Moving to neocortical lobe epilepsy, the patterns on EEG closely resemble those of mesial temporal lobe epilepsy but may present with temporal foci leaning more towards the mid or posterior region (electrodes T4/T3 and T6/5 are involved) [2].   

Adult Focal epilepsy

Figure 1: Temporal lobe atrophy, case courtesy of Dr Ian Bickle [22].

As for frontal lobe epilepsy, upon EEG inspection, epileptic activity was noticed in the frontal lobe of 65% of the patients tested. 37% had seizures originating outside the frontal lobe. 17% of patients had seizures on EEG presenting on the contralateral side of the seizure focus, while as 24% of seizure activity was generalized [23].  Bilateral secondary hypersynchrony (which is fast dissemination of interictal spikes between both hemispheres) can also be seen in those suffering from frontal lobe epilepsy. A T1 and T2 MRI can also be used, with the contrast used being reliant on the suspected etiology [2].

An invasive EEG is necessary for identifying insular and cingulate lobe epilepsy in cases where there is no obvious lesion seen on MRI [2].

EEG patterns seen in occipital and parietal lobe epilepsy can either be found focally or seen localized in the frontal and temporal lobe areas due to the abundance of connections found between them. Bilateral hypersynchrony may also be noticed [2].

Treatment and Management

Focal epilepsy can be treated using antiepileptic drugs. Examples of first-line agents used for the treatment of focal epilepsy include carbamazepine, phenytoin, oxcarbazepine, and valproic acid [24].

Additionally, ketogenic diets can be used for the management of epilepsy.
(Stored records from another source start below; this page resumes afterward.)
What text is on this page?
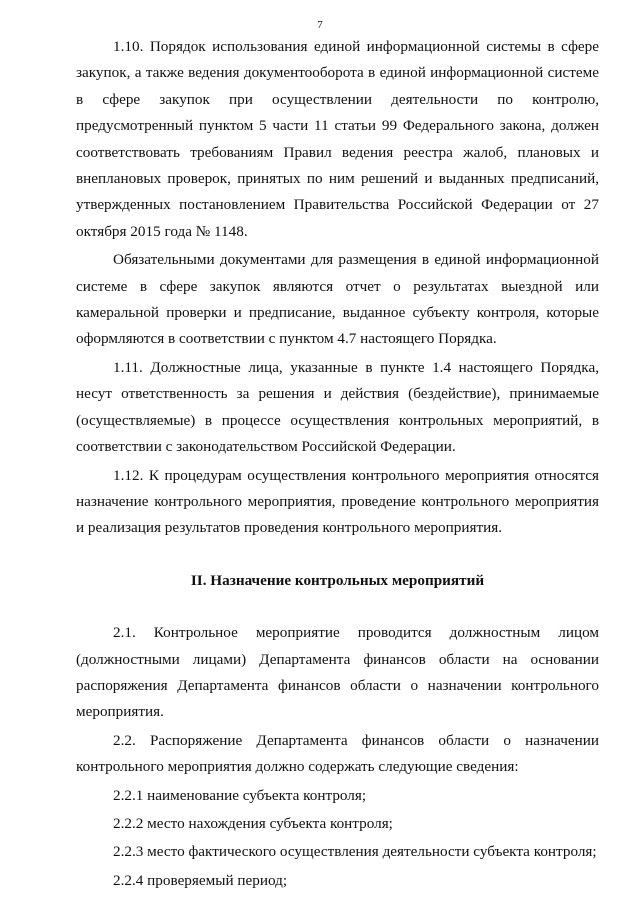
7

1.10. Порядок использования единой информационной системы в сфере закупок, а также ведения документооборота в единой информационной системе в сфере закупок при осуществлении деятельности по контролю, предусмотренный пунктом 5 части 11 статьи 99 Федерального закона, должен соответствовать требованиям Правил ведения реестра жалоб, плановых и внеплановых проверок, принятых по ним решений и выданных предписаний, утвержденных постановлением Правительства Российской Федерации от 27 октября 2015 года № 1148.

Обязательными документами для размещения в единой информационной системе в сфере закупок являются отчет о результатах выездной или камеральной проверки и предписание, выданное субъекту контроля, которые оформляются в соответствии с пунктом 4.7 настоящего Порядка.

1.11. Должностные лица, указанные в пункте 1.4 настоящего Порядка, несут ответственность за решения и действия (бездействие), принимаемые (осуществляемые) в процессе осуществления контрольных мероприятий, в соответствии с законодательством Российской Федерации.

1.12. К процедурам осуществления контрольного мероприятия относятся назначение контрольного мероприятия, проведение контрольного мероприятия и реализация результатов проведения контрольного мероприятия.

II. Назначение контрольных мероприятий

2.1. Контрольное мероприятие проводится должностным лицом (должностными лицами) Департамента финансов области на основании распоряжения Департамента финансов области о назначении контрольного мероприятия.

2.2. Распоряжение Департамента финансов области о назначении контрольного мероприятия должно содержать следующие сведения:

2.2.1 наименование субъекта контроля;

2.2.2 место нахождения субъекта контроля;

2.2.3 место фактического осуществления деятельности субъекта контроля;

2.2.4 проверяемый период;
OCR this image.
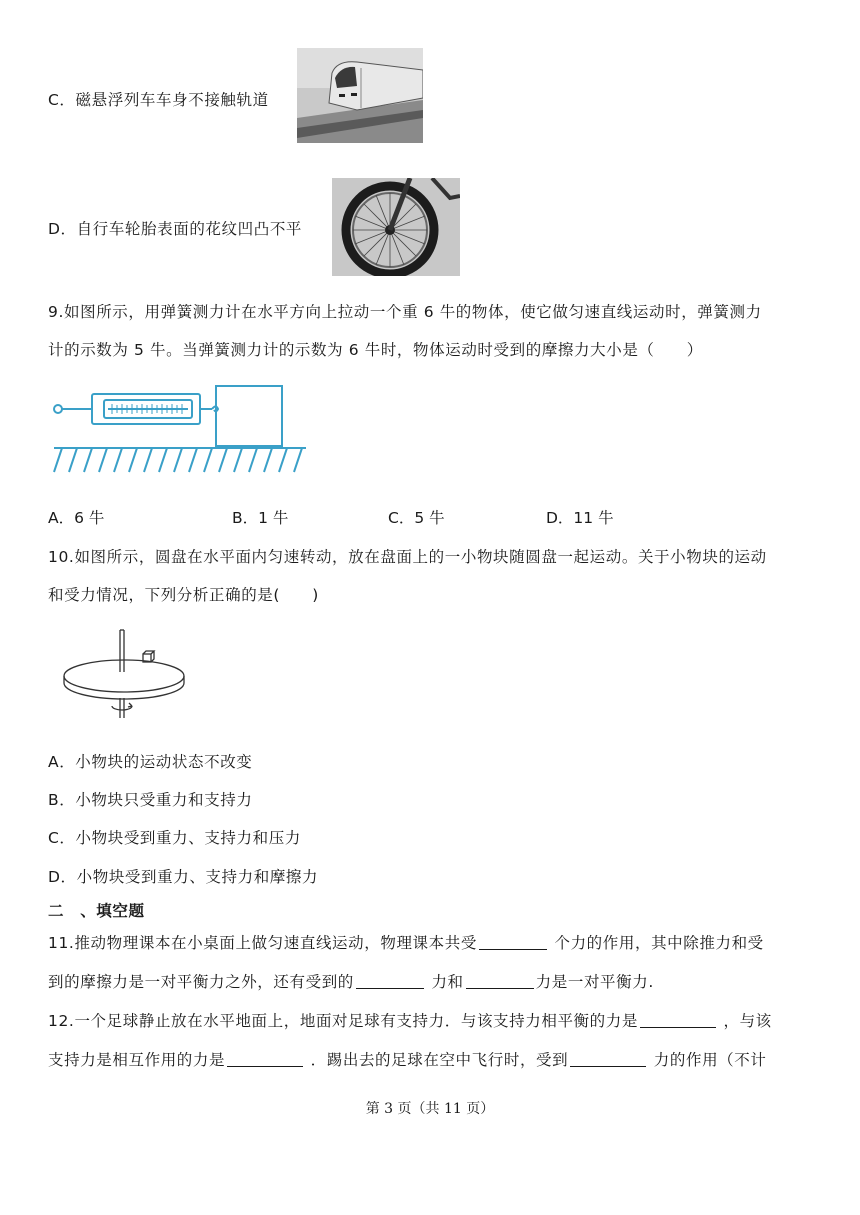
C．磁悬浮列车车身不接触轨道
D．自行车轮胎表面的花纹凹凸不平
9.如图所示，用弹簧测力计在水平方向上拉动一个重 6 牛的物体，使它做匀速直线运动时，弹簧测力
计的示数为 5 牛。当弹簧测力计的示数为 6 牛时，物体运动时受到的摩擦力大小是（　　）
A．6 牛	B．1 牛	C．5 牛	D．11 牛
10.如图所示，圆盘在水平面内匀速转动，放在盘面上的一小物块随圆盘一起运动。关于小物块的运动
和受力情况，下列分析正确的是(　　)
A．小物块的运动状态不改变
B．小物块只受重力和支持力
C．小物块受到重力、支持力和压力
D．小物块受到重力、支持力和摩擦力
二　、填空题
11.推动物理课本在小桌面上做匀速直线运动，物理课本共受	个力的作用，其中除推力和受
到的摩擦力是一对平衡力之外，还有受到的	力和	力是一对平衡力.
12.一个足球静止放在水平地面上，地面对足球有支持力．与该支持力相平衡的力是	，与该
支持力是相互作用的力是	．踢出去的足球在空中飞行时，受到	力的作用（不计
第 3 页（共 11 页）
A study that included 49 adults on a ketogenic diet concluded that 32 of those adults, who were diagnosed with idiopathic epilepsy, had shown significant improvement [25].

Moreover, vagus nerve stimulation can also be used for the treatment of focal epilepsy. Some studies indicated a decrease in seizures of more than 50% in those receiving this type of treatment [26].

In some cases, epilepsy can be unresponsive to antiepileptic drugs (drug-resistant epilepsy), most notably mesial temporal lobe epilepsy accompanied by mesial temporal sclerosis. The most prevalent surgical procedures done in hope of eliminating the aforementioned type of epilepsy include anterior temporal lobectomy in addition to amygdalohippocampectomy [27].

Risk Factors and Prevention

Alcohol consumption in alcoholics prone to seizures should be avoided. A study indicated that 86% of alcoholics who had previously experienced focal seizures had those seizures occur 48 hours after ceasing alcohol consumption. They concluded that alcohol withdrawal increases the probability of the occurrence of focal seizures [28]. Furthermore, caffeine has been shown to protect and increase susceptibility to seizures based on the dose, whether the administration was chronic or acute, and the stage of development at which caffeine was first given [29].

Nicotine has also been shown to be implicated in the development of convulsive seizures at large doses (30-4 mg/kg). However, this effect was short-lived and disappeared after 10 minutes [30]. Stressful life events can also lead to seizure onset. Some studies showed that people reported seizure onset following major life events [31]. Sleep fragmentation can also be a substrate for the occurrence of intra-sleep seizures [32].


Prognosis vastly depends on the underlying etiology and the presence of comorbidities. Surgery remains to be a great long-term treatment that substantially reduces the recurrence of seizures. However, it is of limited use.

The quality of life for those suffering from epilepsy is severely impacted. Additionally, epilepsy increases the probability of dying prematurely, primarily in those whose seizures prevail [33].

Recent Updates

Recently, genome sequencing techniques have become much more affordable. One method used in epilepsy investigation is known as array comparative genomic hybridization (array-CGH) [34]. This paved the way for precision medicine, which is mainly used for reversing the pathological consequences caused by certain gene mutations. However, disease-specific treatments for epilepsy are not yet widespread [35].